En la práctica, el objetivo de maximizar la producción sin que importe su coste para la libertad se sustenta en la extendida retórica que asegura que la copia pública es ilegal, ilegítima, injusta e intrínsecamente errónea. Por ejemplo, los editores llaman «piratas» a la gente que copia, término difamatorio pensado para equiparar el intercambio de información con tu vecina con el abordaje a un barco. (Este término difamatorio fue anteriormente usado por los autores para describir a los editores que encontraron formas legales de publicar ediciones no autorizadas; su uso moderno por parte de los editores es casi su reverso). Esta retórica rechaza directamente la base constitucional del copyright, pero se presenta a sí misma como representante de la incontestada tradición del sistema legal americano.

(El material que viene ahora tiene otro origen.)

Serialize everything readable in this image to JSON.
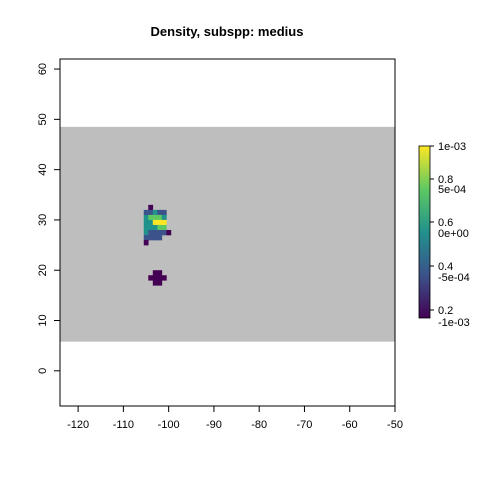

La retórica del «pirata» es aceptada frecuentemente en la misma medida en que ciega a los medios de comunicación, de tal modo que poca gente se da cuenta de su extremismo. Resulta efectiva porque si la copia por parte del público es fundamentalmente ilegítima, nunca podremos oponernos a los editores que exigen nuestra renuncia a la libertad de copiar. En otras palabras, cuando se reta al público a demostrar por qué los editores no deben recibir más poder, la razón más importante de todas —«queremos copiar»— es descalificada de entrada.
Esto no deja lugar para contestar el creciente poder del copyright sin entrar en cuestiones secundarias. Por lo tanto la oposición actual a un mayor poder del copyright alega exclusivamente cuestiones secundarias y nunca se atreve a alegar la libertad de distribuir copias como un valor público legítimo.
En concreto, el objetivo de la maximización capacita los editores para argumentar que «cierta práctica está reduciendo nuestras ventas —o pensamos que podría reducirlas—, así que suponemos que reduce las publicaciones en una cantidad desconocida, y que por lo tanto debe ser prohibida». Se nos lleva a la espantosa conclusión de que el bien público se mide por las ventas de los editores: lo que es bueno para General Media es bueno para EE.UU.